Justice

Months after Ferguson, The Struggles Continues

March 12th 2015

By:
Alex Mierjeski

HANDS UP WALK OUT Rally DIE-IN organized by Erika Totten in front of the Department of Justice (DOJ) at 901 Pennsylvania Avenue, NW, Washington DC on Monday afternoon, 1 December 2014 (By Elvert Barnes Protest Photography Algernon "Jay" Cooper III)

On Wednesday, the police chief in Ferguson, Mo., where tensions came to a head in August after the shooting of the unarmed black teenager Michael Brown, announced he would step down—a move officials called “long overdue,” according to the Los Angeles Times.

It was the latest in a string of city officials to cripple under the weight of the Department of Justice’s scathing report detailing a department and municipal court system rife with systemic racism and corrupt practices. So far, the municipal judge, city manager, top court clerk, and two police supervisors have stepped down since the report came out last week.

But as much as the report has resulted in the encouraging gutting of a corrupt department, recent headlines suggest—and indeed prove—that Ferguson is no bubble.

Despite months of acute anger, massive protests, and a searing national spotlight, March hasn’t been a great month for police-related tensions in America so far. Within the first two weeks, the shootings of multiple unarmed men have blurred together in a nauseating swirl of notifications marking a death or a protest in this city or that.

Yesterday, around 1,000 protesters gathered near the Madison, Wisconsin corrections department to protest the shooting death of 19-year-old Tony Robinson, an unarmed biracial man, by a white police officer last week.

Demonstrators banged on plastic pails, blew whistles, and many held signs that read: “Justice for Tony.” Police reportedly responded to calls about Robinson battering someone and dodging traffic in the street, shooting him after he allegedly punched an officer in the head. “Us as a people have a dream that things will get better,” 15-year-old protester Daniel Florence, and African-American high schooler, told Reuters.

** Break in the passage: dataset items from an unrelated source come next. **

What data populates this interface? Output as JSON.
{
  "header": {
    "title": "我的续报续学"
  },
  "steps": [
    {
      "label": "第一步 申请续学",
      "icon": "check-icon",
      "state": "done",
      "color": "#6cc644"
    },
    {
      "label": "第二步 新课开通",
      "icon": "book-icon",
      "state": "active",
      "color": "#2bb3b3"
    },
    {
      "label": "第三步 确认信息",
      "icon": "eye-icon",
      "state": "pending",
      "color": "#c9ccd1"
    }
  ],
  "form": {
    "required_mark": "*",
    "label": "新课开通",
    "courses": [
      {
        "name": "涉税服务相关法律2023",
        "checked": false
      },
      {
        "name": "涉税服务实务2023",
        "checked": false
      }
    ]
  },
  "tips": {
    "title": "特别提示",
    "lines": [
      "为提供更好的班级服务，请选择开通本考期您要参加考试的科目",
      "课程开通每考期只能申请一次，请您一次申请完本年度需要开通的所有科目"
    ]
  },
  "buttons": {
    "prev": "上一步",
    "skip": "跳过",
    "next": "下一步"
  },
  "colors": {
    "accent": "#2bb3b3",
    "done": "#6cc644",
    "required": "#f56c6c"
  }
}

The Wisconsin protest coincided with gatherings in Decatur, Georgia, where Anthony Hill, a 27-year-old Air Force veteran suspected of being mentally-ill, was shot dead by a white officer in Atlanta Monday. Protesters planned to read his social media posts out loud.

At the time of his death, Hill was reportedly naked on all fours, and unarmed. Hill appeared to have a history with bipolar disorder, writing on a Twitter account, “I am thankful to be something other than normal,” and that “I don’t fight my circumstance, I embrace it. I love myself. Always #IAmBipolar.” It’s unclear why officer Robert Olsen reached for his gun instead of a Taser, though he was reportedly “shocked” following the incident, and was seen sitting on the street with his head in his hands.

Robinson and Hill are the second and third victims of fatal police shootings of unarmed black men this month. Earlier last week, police in Aurora, Colorado shot Naeschylus Vinzant, a 37-year-old who had removed an ankle monitor earlier in the month. Vinzant, who was wanted in connection to a number of domestic violence incidents, was shot after a fugitive unit and a SWAT team found him near an elementary school, although details of the case remain unclear.

In all three states, investigations into the shootings are currently underway. But tensions and anger have flared in connection to the broader landscape of police-related violence against minority communities that began last August with Michael Brown’s death.

After a grand jury failed to indict Darren Wilson, the Ferguson officer who shot Brown, observers had high hopes that a subsequent federal investigation into civil rights violations would yield some sort of justice. That retribution never came for Wilson is a poignant and illustrative injustice to many, but the DOJ report could have an arguably bigger impact in the sense that its target is systemic, and not singular.  

The events in Ferguson drew a national spotlight to broader issues of lingering racial tensions and disproportionately harsh policing imposed on minority communities—issues that continue to manifest daily nationwide. And as they do, the need to address them only becomes increasingly dire.

If the answers to these issues aren’t immediately apparent, then their deep-seeded nature certainly is. Speaking to the Guardian about Andrew Hill, the Air Force veteran, Nelini Stamp of the social justice group Rise Up Georgia honed in on this: “The police chief here is black, the district attorney is black, we have a black president – but this stuff is still happening in this country and this is still about race. There is an ingrained fear of black men, in suburbia particularly.”